Considering that Saudi Arabia is on the verge of extending the Abraham Accords with Israel, this is good news indeed. Keep in mind, and I will call it an inference, the Abraham Accords would not have happened without the approval of MBS.


Tenth, Jon Levine reports in the New York Post that President Trump has been hiring a considerable number of prominent gay Americans. That no one is paying it much mind must count as a good thing.


President Trump is assembling an administration stocked with prominent gay and lesbian Americans — defying hysterical Democratic rhetoric.


“When it comes to whether you’re gay or straight, black or white and all those markers others calculate — President Trump is decision blind. He bases his decision on the kind of job he knows you will do, period,” said Bill White, a top Trump fundraiser — who was tapped to serve as the US ambassador to Belgium.


Among the picks:

  • Scott Bessent, 62, treasury secretary. If confirmed, the hedge fund manager would be the highest-ranking openly gay official in US history.


  • Ric Grenell, 58, presidential envoy for special missions. He was Trump’s director of national intelligence during his first term.

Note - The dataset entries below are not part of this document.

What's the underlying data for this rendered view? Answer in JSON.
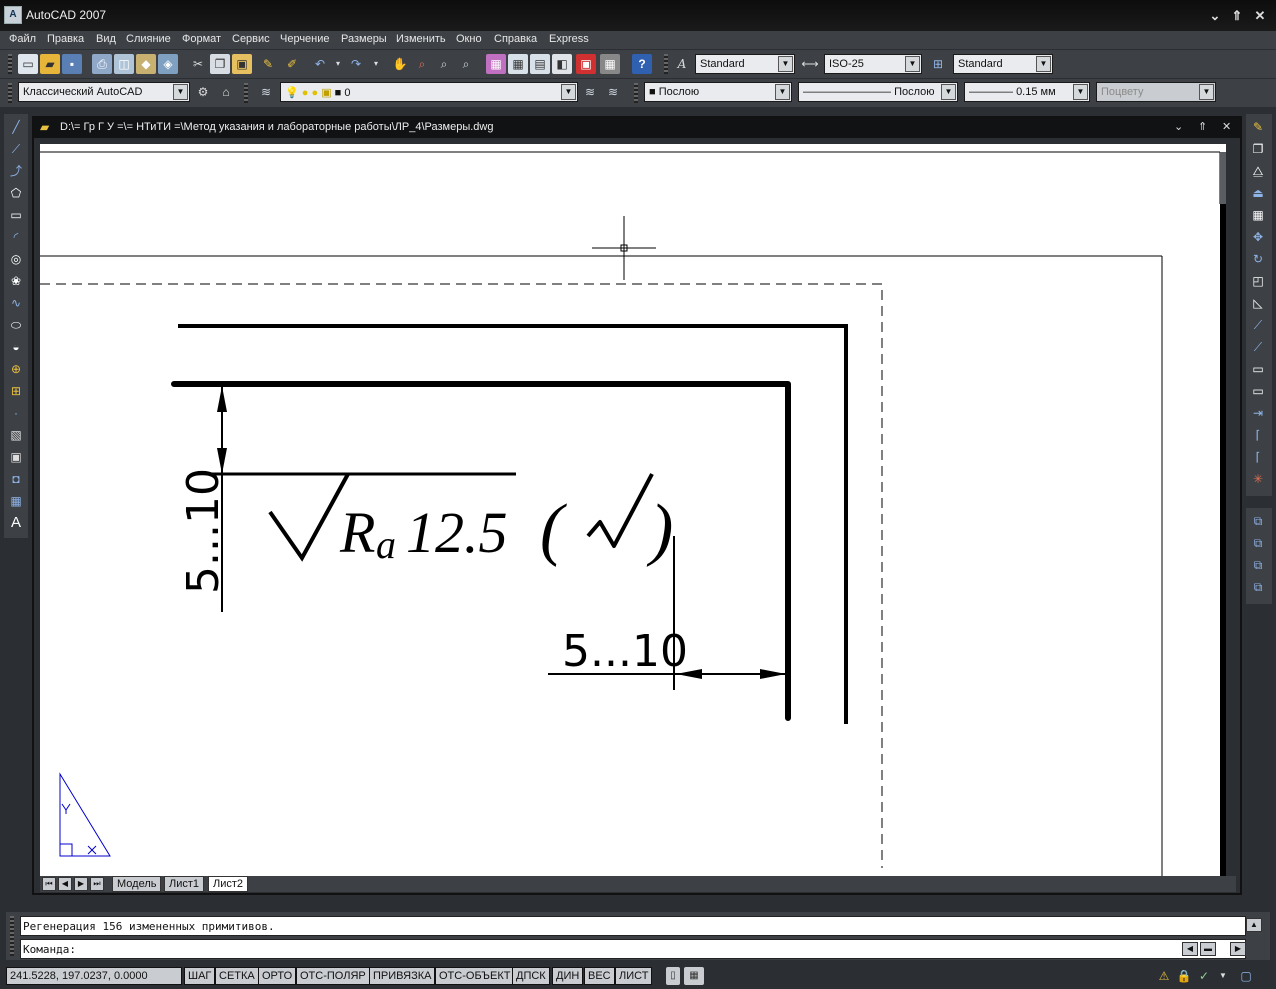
{
  "app": {
    "title": "AutoCAD 2007"
  },
  "window_controls": {
    "minimize": "⌄",
    "restore": "⇑",
    "close": "✕"
  },
  "menu": [
    "Файл",
    "Правка",
    "Вид",
    "Слияние",
    "Формат",
    "Сервис",
    "Черчение",
    "Размеры",
    "Изменить",
    "Окно",
    "Справка",
    "Express"
  ],
  "toolbar": {
    "text_style": "Standard",
    "dim_style": "ISO-25",
    "table_style": "Standard",
    "workspace": "Классический AutoCAD",
    "layer": "0",
    "color": "Послою",
    "linetype": "Послою",
    "lineweight": "0.15 мм",
    "plot_style": "Поцвету"
  },
  "document": {
    "title": "D:\\= Гр Г У =\\= НТиТИ =\\Метод указания и лабораторные работы\\ЛР_4\\Размеры.dwg"
  },
  "drawing": {
    "vertical_dim": "5...10",
    "horizontal_dim": "5...10",
    "roughness_symbol": "√",
    "roughness_r": "R",
    "roughness_a": "a",
    "roughness_value": "12.5",
    "paren_open": "(",
    "paren_close": ")",
    "check_symbol": "√"
  },
  "layout_tabs": [
    "Модель",
    "Лист1",
    "Лист2"
  ],
  "active_tab": "Лист2",
  "command": {
    "history": "Регенерация 156 измененных примитивов.",
    "prompt": "Команда:"
  },
  "status": {
    "coordinates": "241.5228, 197.0237, 0.0000",
    "toggles": [
      "ШАГ",
      "СЕТКА",
      "ОРТО",
      "ОТС-ПОЛЯР",
      "ПРИВЯЗКА",
      "ОТС-ОБЪЕКТ",
      "ДПСК",
      "ДИН",
      "ВЕС",
      "ЛИСТ"
    ]
  },
  "colors": {
    "ui_dark": "#3d4146",
    "canvas": "#ffffff",
    "ucs_icon": "#0000cc",
    "titlebar": "#0d0d0d"
  }
}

  • Tammy Bruce, 62, the new State Department spokesperson was a Fox News contributor.


  • Jacob Helberg, 35, undersecretary of state for economic growth, energy, and the environment.


  • Bill White, 57, ambassador to Belgium.

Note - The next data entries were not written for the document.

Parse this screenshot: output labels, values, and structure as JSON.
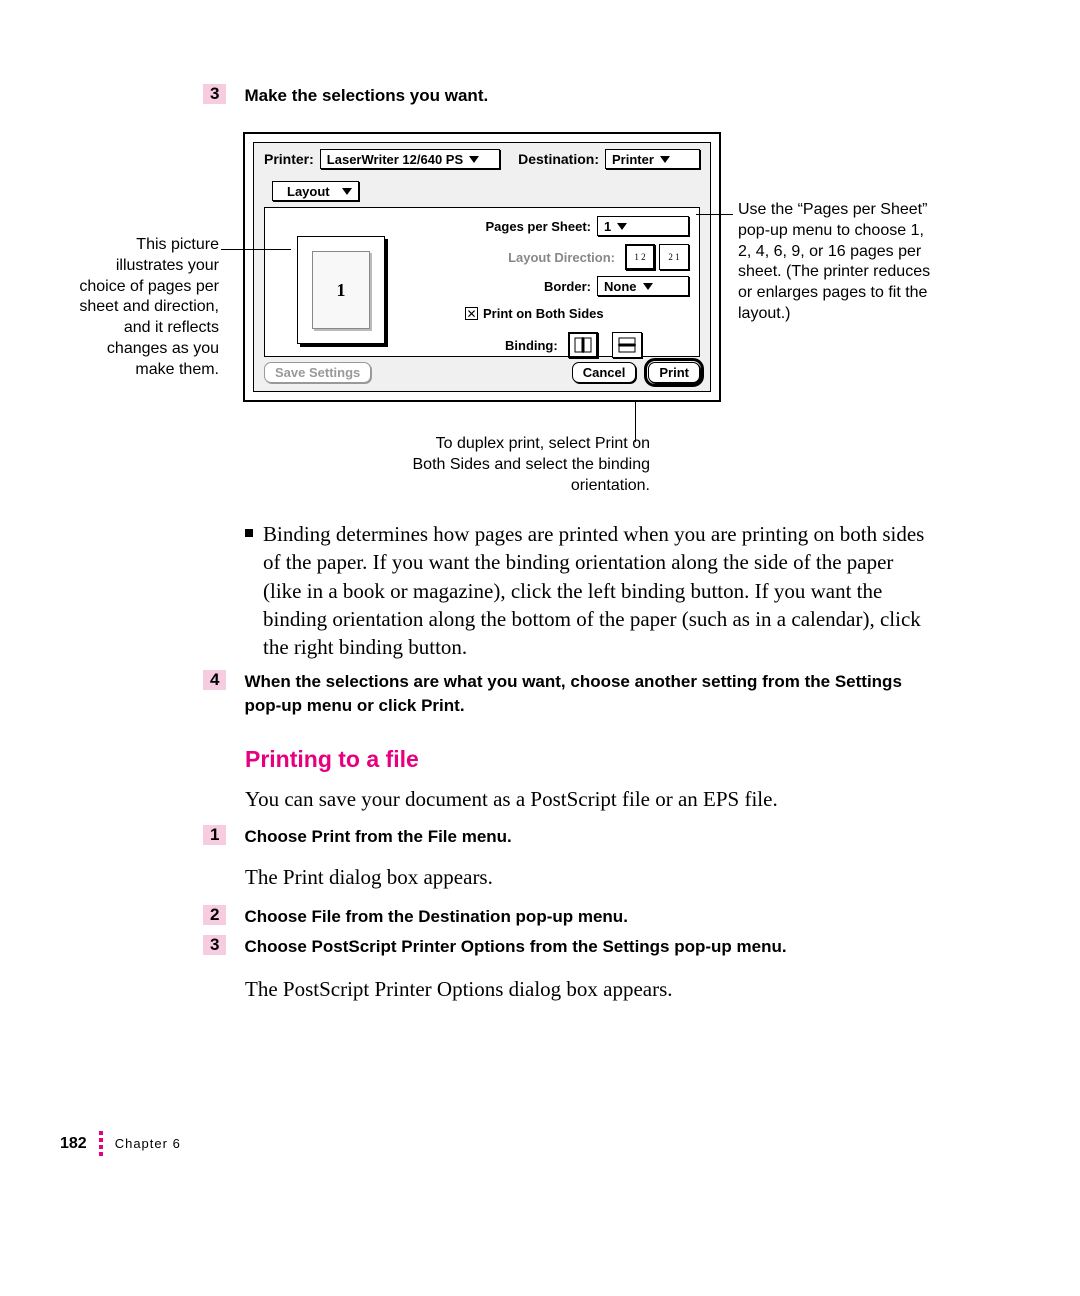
{
  "doc": {
    "page_number": "182",
    "chapter": "Chapter 6"
  },
  "steps_before": {
    "s3_num": "3",
    "s3_text": "Make the selections you want."
  },
  "dialog": {
    "printer_label": "Printer:",
    "printer_value": "LaserWriter 12/640 PS",
    "destination_label": "Destination:",
    "destination_value": "Printer",
    "tab": "Layout",
    "pps_label": "Pages per Sheet:",
    "pps_value": "1",
    "ld_label": "Layout Direction:",
    "ld_opt1": "1 2",
    "ld_opt2": "2 1",
    "border_label": "Border:",
    "border_value": "None",
    "both_label": "Print on Both Sides",
    "binding_label": "Binding:",
    "preview_text": "1",
    "save_btn": "Save Settings",
    "cancel_btn": "Cancel",
    "print_btn": "Print"
  },
  "callouts": {
    "left": "This picture illustrates your choice of pages per sheet and direction, and it reflects changes as you make them.",
    "right": "Use the “Pages per Sheet” pop-up menu to choose 1, 2, 4, 6, 9, or 16 pages per sheet. (The printer reduces or enlarges pages to fit the layout.)",
    "bottom": "To duplex print, select Print on Both Sides and select the binding orientation."
  },
  "body": {
    "binding_para": "Binding determines how pages are printed when you are printing on both sides of the paper. If you want the binding orientation along the side of the paper (like in a book or magazine), click the left binding button. If you want the binding orientation along the bottom of the paper (such as in a calendar), click the right binding button.",
    "s4_num": "4",
    "s4_text": "When the selections are what you want, choose another setting from the Settings pop-up menu or click Print.",
    "heading": "Printing to a file",
    "intro2": "You can save your document as a PostScript file or an EPS file.",
    "f1_num": "1",
    "f1_text": "Choose Print from the File menu.",
    "f1_after": "The Print dialog box appears.",
    "f2_num": "2",
    "f2_text": "Choose File from the Destination pop-up menu.",
    "f3_num": "3",
    "f3_text": "Choose PostScript Printer Options from the Settings pop-up menu.",
    "f3_after": "The PostScript Printer Options dialog box appears."
  }
}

  • Art Fisher, 49, ambassador to Austria.

Obviously, this runs counter to the hysterical narrative wherein the Trump administration is going to put gay people into camps.

Levine continues:

Trump’s appointments fly in face of dire warnings from Democratic LGBT activists during the 2024 race.

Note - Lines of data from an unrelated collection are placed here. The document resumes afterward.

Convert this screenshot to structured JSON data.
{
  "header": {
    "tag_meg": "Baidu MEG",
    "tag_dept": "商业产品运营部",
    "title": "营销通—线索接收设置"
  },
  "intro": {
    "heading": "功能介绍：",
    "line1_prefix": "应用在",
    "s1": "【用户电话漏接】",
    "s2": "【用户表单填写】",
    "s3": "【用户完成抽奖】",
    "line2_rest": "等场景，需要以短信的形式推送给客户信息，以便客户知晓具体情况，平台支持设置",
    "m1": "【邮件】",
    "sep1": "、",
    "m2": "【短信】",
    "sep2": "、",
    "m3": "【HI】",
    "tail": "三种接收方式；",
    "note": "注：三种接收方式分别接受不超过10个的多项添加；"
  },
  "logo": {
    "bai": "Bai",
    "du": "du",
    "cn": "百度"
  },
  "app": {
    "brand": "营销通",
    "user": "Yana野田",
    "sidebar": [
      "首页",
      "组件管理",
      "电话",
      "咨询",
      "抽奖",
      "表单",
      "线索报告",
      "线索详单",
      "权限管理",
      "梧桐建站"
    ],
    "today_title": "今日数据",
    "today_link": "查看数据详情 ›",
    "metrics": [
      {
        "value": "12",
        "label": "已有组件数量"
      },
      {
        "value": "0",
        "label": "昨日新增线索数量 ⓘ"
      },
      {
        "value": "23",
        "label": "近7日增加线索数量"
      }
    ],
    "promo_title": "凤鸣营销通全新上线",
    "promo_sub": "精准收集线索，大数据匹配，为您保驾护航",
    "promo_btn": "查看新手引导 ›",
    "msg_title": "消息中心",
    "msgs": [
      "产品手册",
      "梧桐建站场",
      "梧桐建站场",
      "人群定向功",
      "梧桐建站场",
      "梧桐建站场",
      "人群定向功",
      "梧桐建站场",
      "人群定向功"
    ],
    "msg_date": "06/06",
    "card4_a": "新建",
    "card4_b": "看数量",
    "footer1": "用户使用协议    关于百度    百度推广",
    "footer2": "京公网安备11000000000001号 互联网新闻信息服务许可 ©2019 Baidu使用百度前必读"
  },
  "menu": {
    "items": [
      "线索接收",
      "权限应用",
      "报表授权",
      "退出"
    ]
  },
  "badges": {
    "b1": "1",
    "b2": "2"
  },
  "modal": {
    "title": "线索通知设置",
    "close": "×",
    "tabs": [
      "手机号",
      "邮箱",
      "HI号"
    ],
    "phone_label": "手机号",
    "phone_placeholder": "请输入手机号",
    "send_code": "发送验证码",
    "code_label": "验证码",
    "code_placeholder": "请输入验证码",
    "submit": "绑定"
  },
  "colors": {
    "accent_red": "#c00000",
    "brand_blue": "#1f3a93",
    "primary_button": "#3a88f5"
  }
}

In January, the Philadelphia Inquirer quoted an anonymous gay man who said he was buying guns for fear of being “put in concentration camps.”


The “freedom to love who you love openly and with pride” is at stake, warned Vice President Harris.


“As horrific as the first Trump presidency was for LGBTQ+ Americans, a second term would be even worse,” said Cathryn Oakley, senior director of legal policy at the Human Rights Campaign.

In the spirit of generosity I will spare you my opinion about the Episcopal Bishop of Washington, Mariann Budde, a woman who has no sense of decorum.